As far as I can see, the point of the question is that the mathematical definition of "mutually independent" includes some situations that don't fit your intuition of what "independent" should mean. Such things happen fairly often in other parts of mathematics too, because we use ordinary English words that might carry some unwanted connotations. An extreme example is that, in ancient times (perhaps even in medieval times --- I'm not sure about that), "number" meant what we now call "natural number greater than or equal to 2". The idea that 1 is a number still clashes with some people's intuition; if I say "a number of people think I'm a genius" and it turns out that only one person (guess who!) thinks so, was I lying? The idea that 0 is a number is, for some people, even more counter-intuitive.
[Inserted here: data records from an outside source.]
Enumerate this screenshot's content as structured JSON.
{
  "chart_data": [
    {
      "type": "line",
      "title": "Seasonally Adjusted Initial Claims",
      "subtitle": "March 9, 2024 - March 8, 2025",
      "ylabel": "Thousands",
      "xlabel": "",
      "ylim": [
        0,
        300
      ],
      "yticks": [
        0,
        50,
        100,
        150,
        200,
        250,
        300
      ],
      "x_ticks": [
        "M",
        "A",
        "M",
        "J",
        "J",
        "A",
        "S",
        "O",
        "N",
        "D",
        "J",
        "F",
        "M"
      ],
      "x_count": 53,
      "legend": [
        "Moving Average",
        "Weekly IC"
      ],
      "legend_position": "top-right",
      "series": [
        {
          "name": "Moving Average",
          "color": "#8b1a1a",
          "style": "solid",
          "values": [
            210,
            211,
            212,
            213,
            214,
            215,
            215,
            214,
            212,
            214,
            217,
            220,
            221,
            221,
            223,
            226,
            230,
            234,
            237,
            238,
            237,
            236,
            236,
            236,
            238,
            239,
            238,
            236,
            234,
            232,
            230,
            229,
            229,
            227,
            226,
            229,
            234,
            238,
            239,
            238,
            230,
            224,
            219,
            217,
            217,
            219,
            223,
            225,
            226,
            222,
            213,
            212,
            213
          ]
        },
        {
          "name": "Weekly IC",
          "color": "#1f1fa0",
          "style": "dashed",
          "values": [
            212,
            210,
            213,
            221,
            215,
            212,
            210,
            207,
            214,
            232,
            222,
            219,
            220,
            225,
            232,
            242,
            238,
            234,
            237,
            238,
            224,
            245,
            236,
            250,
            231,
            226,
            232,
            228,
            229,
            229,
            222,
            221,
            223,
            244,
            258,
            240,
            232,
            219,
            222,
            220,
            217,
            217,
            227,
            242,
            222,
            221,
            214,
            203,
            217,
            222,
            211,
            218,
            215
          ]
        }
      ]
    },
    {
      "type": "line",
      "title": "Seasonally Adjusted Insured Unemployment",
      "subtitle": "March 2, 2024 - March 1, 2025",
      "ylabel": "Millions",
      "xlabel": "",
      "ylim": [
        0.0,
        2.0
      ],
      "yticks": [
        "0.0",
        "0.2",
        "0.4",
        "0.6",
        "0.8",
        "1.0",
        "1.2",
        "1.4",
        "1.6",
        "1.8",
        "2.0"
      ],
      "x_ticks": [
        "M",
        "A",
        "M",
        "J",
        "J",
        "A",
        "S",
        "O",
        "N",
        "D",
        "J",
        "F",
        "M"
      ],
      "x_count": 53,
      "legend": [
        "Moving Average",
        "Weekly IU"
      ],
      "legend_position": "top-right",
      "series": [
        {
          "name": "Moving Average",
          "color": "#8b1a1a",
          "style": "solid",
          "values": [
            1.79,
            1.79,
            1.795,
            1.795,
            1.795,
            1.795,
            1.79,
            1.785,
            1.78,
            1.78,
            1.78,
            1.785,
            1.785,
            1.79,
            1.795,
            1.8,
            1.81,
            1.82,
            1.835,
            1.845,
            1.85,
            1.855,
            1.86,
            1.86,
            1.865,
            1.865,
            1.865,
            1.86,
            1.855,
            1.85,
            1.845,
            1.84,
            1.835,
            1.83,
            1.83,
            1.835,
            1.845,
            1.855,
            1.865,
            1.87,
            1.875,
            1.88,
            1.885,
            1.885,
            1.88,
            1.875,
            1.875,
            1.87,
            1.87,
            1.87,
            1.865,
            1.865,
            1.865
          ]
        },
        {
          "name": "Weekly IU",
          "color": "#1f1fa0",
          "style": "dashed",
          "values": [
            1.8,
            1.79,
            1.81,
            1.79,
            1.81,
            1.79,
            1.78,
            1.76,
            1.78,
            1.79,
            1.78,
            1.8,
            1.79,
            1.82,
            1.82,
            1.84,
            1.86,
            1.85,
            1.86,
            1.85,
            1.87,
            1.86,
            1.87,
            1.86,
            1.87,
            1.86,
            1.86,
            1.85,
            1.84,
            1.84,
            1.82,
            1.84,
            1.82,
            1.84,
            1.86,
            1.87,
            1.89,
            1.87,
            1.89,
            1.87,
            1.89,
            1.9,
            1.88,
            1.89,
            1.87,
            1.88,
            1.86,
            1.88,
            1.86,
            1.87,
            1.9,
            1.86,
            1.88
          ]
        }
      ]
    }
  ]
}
Nevertheless, broader notions of "number", including not only 1 and 0 but negative numbers, real numbers, and complex numbers, have been fruitful enough that mathematicians adopt these meanings and discard the old, more intuitive meaning.
In the case at hand, something similar may be at work; the official definition is (at least) easier to work with than a variant that requires at least two random variables. For example, we can say that, if a set of random variables is mutually independent, then so is any subset.
In addition, though, I think it is possible to explain the official definition in a way that makes intuitive sense. Consider what dependence (the opposite of mutual independence) of a family of random variables should mean intuitively. To me, it means that, if we're given the values of some of the random variables in the family, then this information influences the distribution of some other random variable in the family. Now this will never happen when the family consists of only one random variable. Since we can't have (my intuitive notion of) dependence in this case, it makes sense to declare any family of just one random variable to be mutually independent. (For the same reason, I would consider the empty family of random variables to be mutually independent.)